Kita harus berhati-hati dengan memahami pola kerja otak yang menyukai metode pembiasan. Melalui metode pembiasaan ini, otak menerima apa saja yang dibiasakan sebagai informasi yang melekat. Informasi itulah yang kelak dianggap baik dan benar olehnya.

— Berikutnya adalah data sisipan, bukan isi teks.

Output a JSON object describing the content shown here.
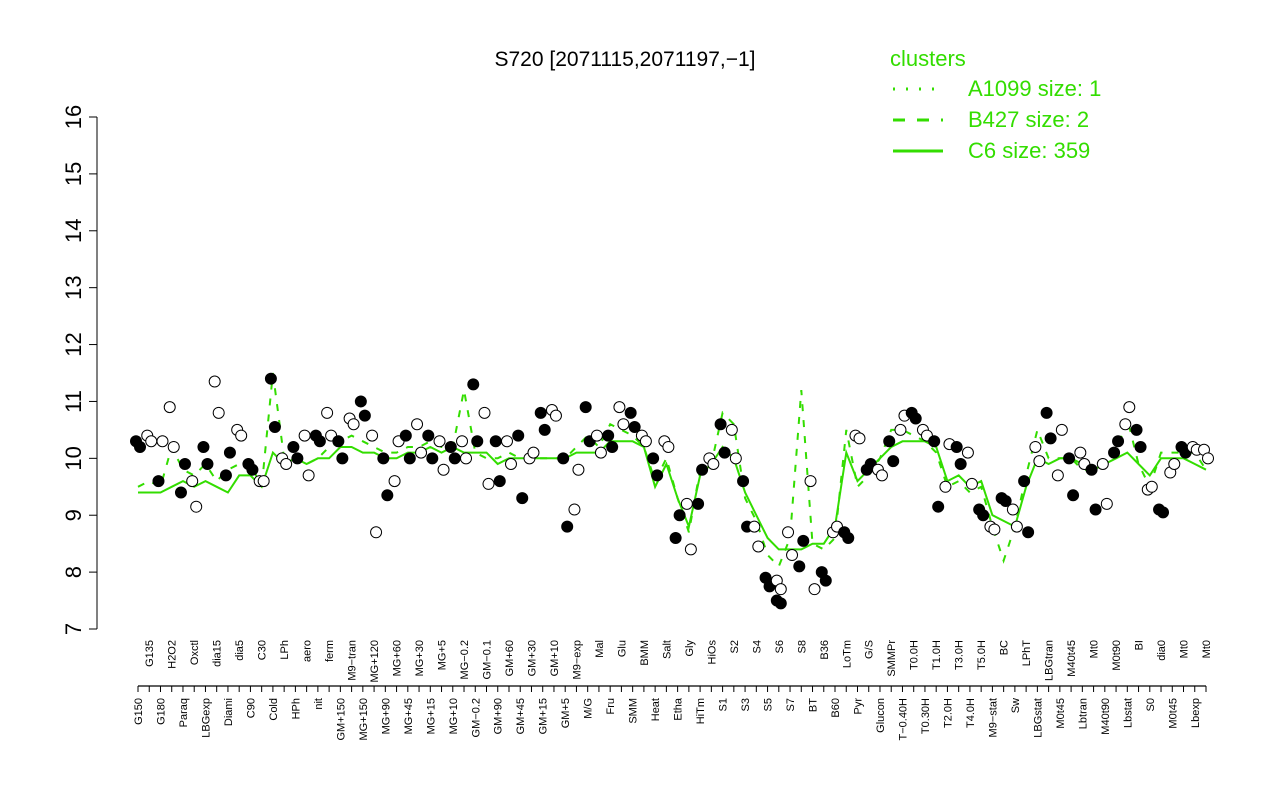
{
  "chart_data": {
    "type": "scatter",
    "title": "S720 [2071115,2071197,−1]",
    "xlabel": "",
    "ylabel": "",
    "ylim": [
      7,
      16
    ],
    "yticks": [
      7,
      8,
      9,
      10,
      11,
      12,
      13,
      14,
      15,
      16
    ],
    "grid": false,
    "legend_position": "top-right",
    "legend": {
      "title": "clusters",
      "entries": [
        {
          "label": "A1099 size: 1",
          "style": "dotted"
        },
        {
          "label": "B427 size: 2",
          "style": "dashed"
        },
        {
          "label": "C6 size: 359",
          "style": "solid"
        }
      ]
    },
    "colors": {
      "line": "#33dd00",
      "point_filled": "#000000",
      "point_open": "#ffffff",
      "axis": "#000000"
    },
    "x_tick_labels": [
      "G150",
      "G135",
      "G180",
      "H2O2",
      "Paraq",
      "Oxctl",
      "LBGexp",
      "dia15",
      "Diami",
      "dia5",
      "C90",
      "C30",
      "Cold",
      "LPh",
      "HPh",
      "aero",
      "nit",
      "ferm",
      "GM+150",
      "M9−tran",
      "MG+150",
      "MG+120",
      "MG+90",
      "MG+60",
      "MG+45",
      "MG+30",
      "MG+15",
      "MG+5",
      "MG+10",
      "MG−0.2",
      "GM−0.2",
      "GM−0.1",
      "GM+90",
      "GM+60",
      "GM+45",
      "GM+30",
      "GM+15",
      "GM+10",
      "GM+5",
      "M9−exp",
      "M/G",
      "Mal",
      "Fru",
      "Glu",
      "SMM",
      "BMM",
      "Heat",
      "Salt",
      "Etha",
      "Gly",
      "HiTm",
      "HiOs",
      "S1",
      "S2",
      "S3",
      "S4",
      "S5",
      "S6",
      "S7",
      "S8",
      "BT",
      "B36",
      "B60",
      "LoTm",
      "Pyr",
      "G/S",
      "Glucon",
      "SMMPr",
      "T−0.40H",
      "T0.0H",
      "T0.30H",
      "T1.0H",
      "T2.0H",
      "T3.0H",
      "T4.0H",
      "T5.0H",
      "M9−stat",
      "BC",
      "Sw",
      "LPhT",
      "LBGstat",
      "LBGtran",
      "M0t45",
      "M40t45",
      "Lbtran",
      "Mt0",
      "M40t90",
      "M0t90",
      "Lbstat",
      "BI",
      "S0",
      "dia0",
      "M0t45",
      "Mt0",
      "Lbexp",
      "Mt0"
    ],
    "series": [
      {
        "name": "C6 size: 359",
        "style": "solid",
        "values": [
          9.4,
          9.4,
          9.4,
          9.5,
          9.6,
          9.5,
          9.6,
          9.5,
          9.4,
          9.7,
          9.7,
          9.5,
          10.1,
          9.9,
          10.0,
          9.9,
          10.0,
          10.0,
          10.2,
          10.2,
          10.1,
          10.1,
          10.0,
          10.0,
          10.1,
          10.1,
          10.2,
          10.1,
          10.2,
          10.1,
          10.1,
          10.1,
          9.9,
          10.0,
          10.0,
          10.0,
          10.0,
          10.0,
          10.0,
          10.1,
          10.1,
          10.1,
          10.3,
          10.3,
          10.3,
          10.2,
          9.5,
          9.9,
          9.3,
          8.8,
          9.7,
          9.9,
          10.2,
          10.0,
          9.4,
          9.0,
          8.6,
          8.4,
          8.4,
          8.4,
          8.5,
          8.5,
          8.8,
          10.1,
          9.6,
          9.8,
          10.0,
          10.2,
          10.3,
          10.3,
          10.3,
          10.2,
          9.6,
          9.7,
          9.5,
          9.6,
          9.0,
          8.9,
          8.8,
          9.5,
          10.0,
          9.9,
          10.0,
          10.0,
          9.9,
          9.8,
          9.9,
          10.0,
          10.1,
          9.9,
          9.7,
          10.0,
          10.0,
          10.0,
          9.9,
          9.8
        ]
      },
      {
        "name": "B427 size: 2",
        "style": "dashed",
        "values": [
          9.5,
          9.6,
          9.5,
          10.2,
          9.8,
          9.7,
          9.9,
          9.6,
          9.8,
          9.9,
          9.9,
          9.5,
          11.5,
          10.0,
          10.0,
          9.9,
          10.0,
          10.2,
          10.3,
          10.4,
          10.3,
          10.2,
          10.1,
          10.1,
          10.2,
          10.2,
          10.3,
          10.2,
          10.2,
          11.2,
          10.1,
          10.0,
          10.0,
          10.1,
          10.0,
          10.0,
          10.0,
          10.0,
          10.0,
          10.2,
          10.4,
          10.2,
          10.6,
          10.5,
          10.4,
          10.2,
          9.6,
          10.0,
          9.3,
          8.7,
          9.8,
          9.9,
          10.8,
          10.6,
          9.3,
          8.9,
          8.3,
          8.1,
          8.6,
          11.2,
          8.5,
          8.4,
          8.6,
          10.5,
          9.5,
          9.7,
          10.0,
          10.5,
          10.5,
          10.4,
          10.3,
          10.1,
          9.5,
          9.6,
          9.4,
          9.5,
          8.8,
          8.2,
          8.8,
          9.7,
          10.5,
          10.0,
          10.0,
          10.0,
          9.8,
          9.8,
          9.9,
          10.1,
          10.7,
          9.9,
          9.5,
          10.1,
          10.1,
          10.1,
          10.1,
          9.8
        ]
      },
      {
        "name": "A1099 size: 1",
        "style": "dotted",
        "values": []
      }
    ],
    "points": {
      "x_index": [
        0,
        0,
        1,
        1,
        2,
        2,
        3,
        3,
        4,
        4,
        5,
        5,
        6,
        6,
        7,
        7,
        8,
        8,
        9,
        9,
        10,
        10,
        11,
        11,
        12,
        12,
        13,
        13,
        14,
        14,
        15,
        15,
        16,
        16,
        17,
        17,
        18,
        18,
        19,
        19,
        20,
        20,
        21,
        21,
        22,
        22,
        23,
        23,
        24,
        24,
        25,
        25,
        26,
        26,
        27,
        27,
        28,
        28,
        29,
        29,
        30,
        30,
        31,
        31,
        32,
        32,
        33,
        33,
        34,
        34,
        35,
        35,
        36,
        36,
        37,
        37,
        38,
        38,
        39,
        39,
        40,
        40,
        41,
        41,
        42,
        42,
        43,
        43,
        44,
        44,
        45,
        45,
        46,
        46,
        47,
        47,
        48,
        48,
        49,
        49,
        50,
        50,
        51,
        51,
        52,
        52,
        53,
        53,
        54,
        54,
        55,
        55,
        56,
        56,
        57,
        57,
        57,
        57,
        58,
        58,
        59,
        59,
        60,
        60,
        61,
        61,
        62,
        62,
        63,
        63,
        64,
        64,
        65,
        65,
        66,
        66,
        67,
        67,
        68,
        68,
        69,
        69,
        70,
        70,
        71,
        71,
        72,
        72,
        73,
        73,
        74,
        74,
        75,
        75,
        76,
        76,
        77,
        77,
        78,
        78,
        79,
        79,
        80,
        80,
        81,
        81,
        82,
        82,
        83,
        83,
        84,
        84,
        85,
        85,
        86,
        86,
        87,
        87,
        88,
        88,
        89,
        89,
        90,
        90,
        91,
        91,
        92,
        92,
        93,
        93,
        94,
        94,
        95,
        95
      ],
      "y": [
        10.3,
        10.2,
        10.4,
        10.3,
        9.6,
        10.3,
        10.9,
        10.2,
        9.4,
        9.9,
        9.6,
        9.15,
        10.2,
        9.9,
        11.35,
        10.8,
        9.7,
        10.1,
        10.5,
        10.4,
        9.9,
        9.8,
        9.6,
        9.6,
        11.4,
        10.55,
        10.0,
        9.9,
        10.2,
        10.0,
        10.4,
        9.7,
        10.4,
        10.3,
        10.8,
        10.4,
        10.3,
        10.0,
        10.7,
        10.6,
        11.0,
        10.75,
        10.4,
        8.7,
        10.0,
        9.35,
        9.6,
        10.3,
        10.4,
        10.0,
        10.6,
        10.1,
        10.4,
        10.0,
        10.3,
        9.8,
        10.2,
        10.0,
        10.3,
        10.0,
        11.3,
        10.3,
        10.8,
        9.55,
        10.3,
        9.6,
        10.3,
        9.9,
        10.4,
        9.3,
        10.0,
        10.1,
        10.8,
        10.5,
        10.85,
        10.75,
        10.0,
        8.8,
        9.1,
        9.8,
        10.9,
        10.3,
        10.4,
        10.1,
        10.4,
        10.2,
        10.9,
        10.6,
        10.8,
        10.55,
        10.4,
        10.3,
        10.0,
        9.7,
        10.3,
        10.2,
        8.6,
        9.0,
        9.2,
        8.4,
        9.2,
        9.8,
        10.0,
        9.9,
        10.6,
        10.1,
        10.5,
        10.0,
        9.6,
        8.8,
        8.8,
        8.45,
        7.9,
        7.75,
        7.85,
        7.7,
        7.5,
        7.45,
        8.7,
        8.3,
        8.1,
        8.55,
        9.6,
        7.7,
        8.0,
        7.85,
        8.7,
        8.8,
        8.7,
        8.6,
        10.4,
        10.35,
        9.8,
        9.9,
        9.8,
        9.7,
        10.3,
        9.95,
        10.5,
        10.75,
        10.8,
        10.7,
        10.5,
        10.4,
        10.3,
        9.15,
        9.5,
        10.25,
        10.2,
        9.9,
        10.1,
        9.55,
        9.1,
        9.0,
        8.8,
        8.75,
        9.3,
        9.25,
        9.1,
        8.8,
        9.6,
        8.7,
        10.2,
        9.95,
        10.8,
        10.35,
        9.7,
        10.5,
        10.0,
        9.35,
        10.1,
        9.9,
        9.8,
        9.1,
        9.9,
        9.2,
        10.1,
        10.3,
        10.6,
        10.9,
        10.5,
        10.2,
        9.45,
        9.5,
        9.1,
        9.05,
        9.75,
        9.9,
        10.2,
        10.1,
        10.2,
        10.15,
        10.15,
        10.0
      ],
      "filled": [
        true,
        true,
        false,
        false,
        true,
        false,
        false,
        false,
        true,
        true,
        false,
        false,
        true,
        true,
        false,
        false,
        true,
        true,
        false,
        false,
        true,
        true,
        false,
        false,
        true,
        true,
        false,
        false,
        true,
        true,
        false,
        false,
        true,
        true,
        false,
        false,
        true,
        true,
        false,
        false,
        true,
        true,
        false,
        false,
        true,
        true,
        false,
        false,
        true,
        true,
        false,
        false,
        true,
        true,
        false,
        false,
        true,
        true,
        false,
        false,
        true,
        true,
        false,
        false,
        true,
        true,
        false,
        false,
        true,
        true,
        false,
        false,
        true,
        true,
        false,
        false,
        true,
        true,
        false,
        false,
        true,
        true,
        false,
        false,
        true,
        true,
        false,
        false,
        true,
        true,
        false,
        false,
        true,
        true,
        false,
        false,
        true,
        true,
        false,
        false,
        true,
        true,
        false,
        false,
        true,
        true,
        false,
        false,
        true,
        true,
        false,
        false,
        true,
        true,
        false,
        false,
        true,
        true,
        false,
        false,
        true,
        true,
        false,
        false,
        true,
        true,
        false,
        false,
        true,
        true,
        false,
        false,
        true,
        true,
        false,
        false,
        true,
        true,
        false,
        false,
        true,
        true,
        false,
        false,
        true,
        true,
        false,
        false,
        true,
        true,
        false,
        false,
        true,
        true,
        false,
        false,
        true,
        true,
        false,
        false,
        true,
        true,
        false,
        false,
        true,
        true,
        false,
        false,
        true,
        true,
        false,
        false,
        true,
        true,
        false,
        false,
        true,
        true,
        false,
        false,
        true,
        true,
        false,
        false,
        true,
        true,
        false,
        false,
        true,
        true,
        false,
        false
      ]
    }
  }
}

Ketika sebuah informasi salah masuk ke otak, bisa jadi ada bagian otak lain yang menolaknya karena kebenaran data baru tadi bertentangan dengan data lama yang pernah terekam otak. Tetapi jika terus menerus terulang proses masuknya informasi salah tadi melalui metode pembiasan, maka lama kelaman bekasnya akan tergores dalam di otak, sehingga satu saat akhirnya otak pun secara otomatis menerimanya sebagai pembenaran, sekaligus menghapus data awal kebenaran yang bertentangan dengan data baru tadi.

Begitulah proses terulangnya sebuah kesalahan kecil, yang akan memancing orang untuk mengulanginya, dan mengulanginya lagi, Ketika orang sadar kesalahan telah ia perbuat, tiba-tiba nampak kesalahannya sudah besar, dan menjadi sulit untuk membenahinya kembali.